Mas resta a opinião dos Estados Unidos, que reconheceram a soberania sobre o território...

Este é de facto o grito da liderança marroquina, mas na realidade dá a imagem de uma pessoa desesperada agarrada a uma relíquia.

Essa declaração do ex-Presidente Trump não é um acto jurídico, mas simplesmente uma declaração política. Portanto, as coisas são claras: não há nenhum elemento da lei norte-americana que reconheça a soberania de Marrocos sobre o Sahara Ocidental.

O Sahara Ocidental está na lista dos territórios não autónomos a descolonizar, o que bloqueia uma tal iniciativa. Esta manipulação procurou transmitir o acordo entre Israel e Marrocos a um público marroquino que tinha motivos para estar confuso, uma vez que os marroquinos são verdadeiros apoiantes da causa palestiniana.

Assim, para compensar a normalização com Israel, obtemos uma declaração sobre a soberania do Sahara... é realmente deplorável.
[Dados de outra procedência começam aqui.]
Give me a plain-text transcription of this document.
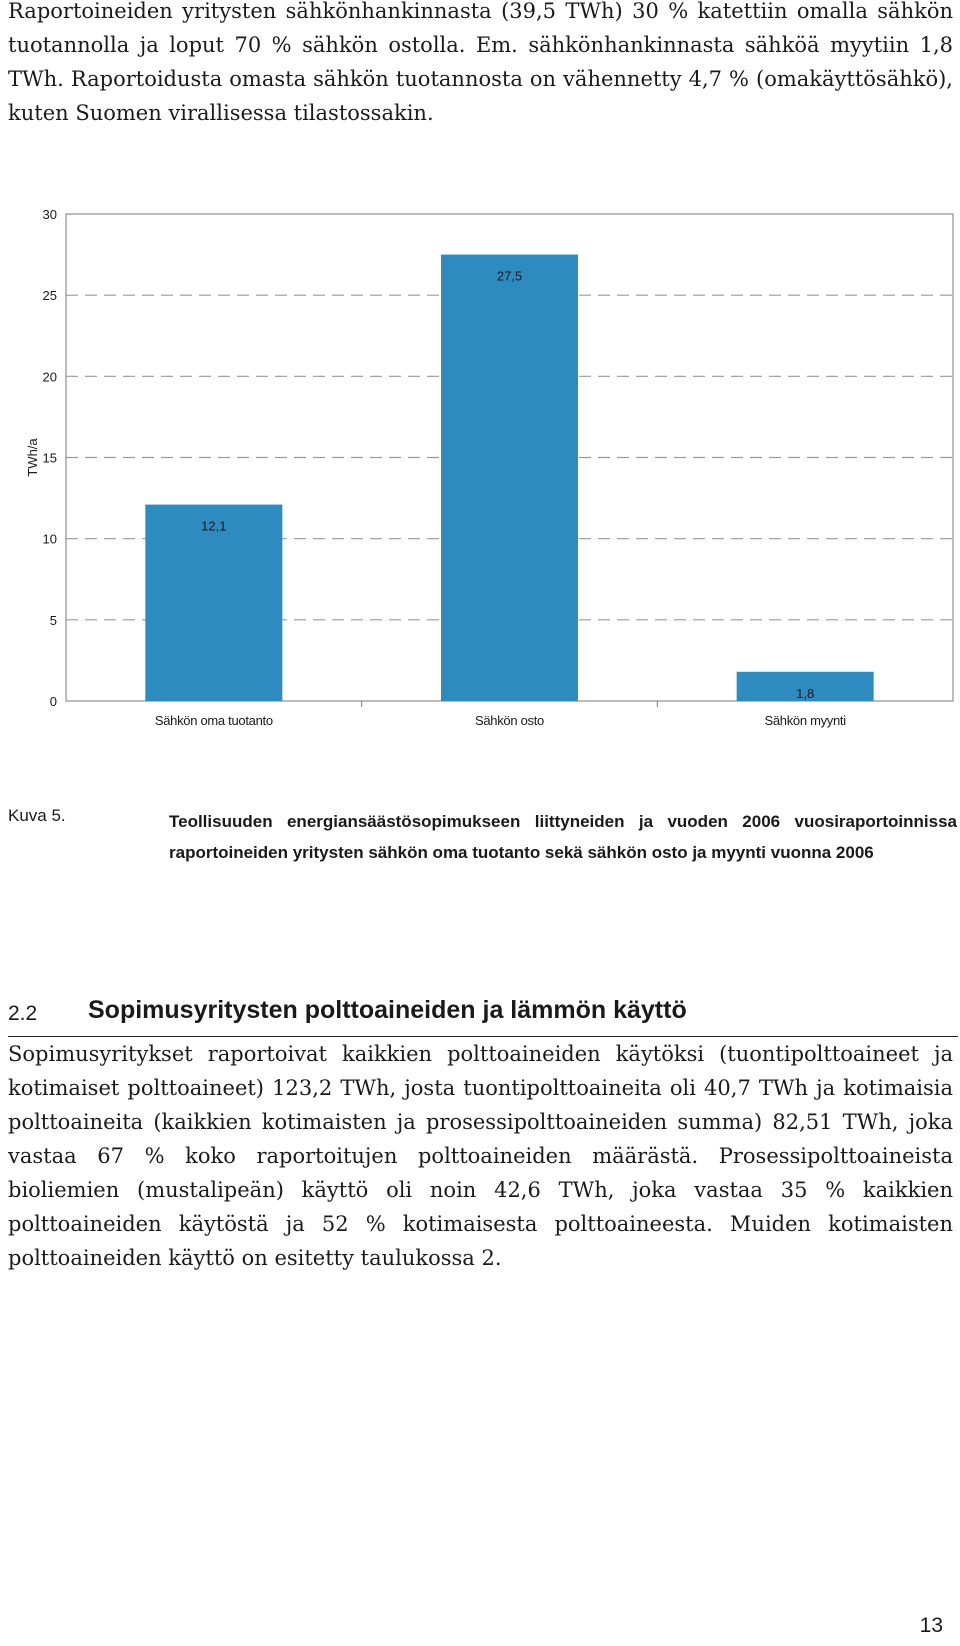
Raportoineiden yritysten sähkönhankinnasta (39,5 TWh) 30 % katettiin omalla sähkön tuotannolla ja loput 70 % sähkön ostolla. Em. sähkönhankinnasta sähköä myytiin 1,8 TWh. Raportoidusta omasta sähkön tuotannosta on vähennetty 4,7 % (omakäyttösähkö), kuten Suomen virallisessa tilastossakin.

0
5
10
15
20
25
30
12,1
Sähkön oma tuotanto
27,5
Sähkön osto
1,8
Sähkön myynti
TWh/a
Kuva 5.	Teollisuuden energiansäästösopimukseen liittyneiden ja vuoden 2006 vuosiraportoinnissa raportoineiden yritysten sähkön oma tuotanto sekä sähkön osto ja myynti vuonna 2006
2.2 Sopimusyritysten polttoaineiden ja lämmön käyttö

Sopimusyritykset raportoivat kaikkien polttoaineiden käytöksi (tuontipolttoaineet ja kotimaiset polttoaineet) 123,2 TWh, josta tuontipolttoaineita oli 40,7 TWh ja kotimaisia polttoaineita (kaikkien kotimaisten ja prosessipolttoaineiden summa) 82,51 TWh, joka vastaa 67 % koko raportoitujen polttoaineiden määrästä. Prosessipolttoaineista bioliemien (mustalipeän) käyttö oli noin 42,6 TWh, joka vastaa 35 % kaikkien polttoaineiden käytöstä ja 52 % kotimaisesta polttoaineesta. Muiden kotimaisten polttoaineiden käyttö on esitetty taulukossa 2.

13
A propósito, quando estivemos perante o Tribunal da União Europeia a 3 e 4 de Março de 2021 para discutir os casos que serão deliberados a 29 de Setembro, o Reino de Marrocos esteve presente através de uma câmara sindical e de pesca, representada por um escritório de advogados muito competente, que naturalmente se absteve de falar sobre esta declaração perante os juízes, pois teria provocado a todos riso.

No mundo do direito, a proclamação do ex-Presidente Trump não existe. Não é mais do que um alarido estéril.


O que vai acontecer a seguir?

Estamos à espera que os juízos sejam lidos, mas penso que, no mínimo, teremos alguns progressos em relação ao juízo de 2016... de modo que já se espera um apelo dos líderes europeus e de Marrocos.

Passará cerca de um ano mais até obtermos uma decisão do Tribunal, mas estamos prontos. Além disso, a pedido da Frente Polisario, estamos a trabalhar numa reclamação de responsabilidade contra a União Europeia pelos danos causados ao povo saharaui ao longo dos últimos anos. A nossa linha é simples: a lei deve permanecer em vigor, e os ganhos obtidos indevidamente não beneficiam.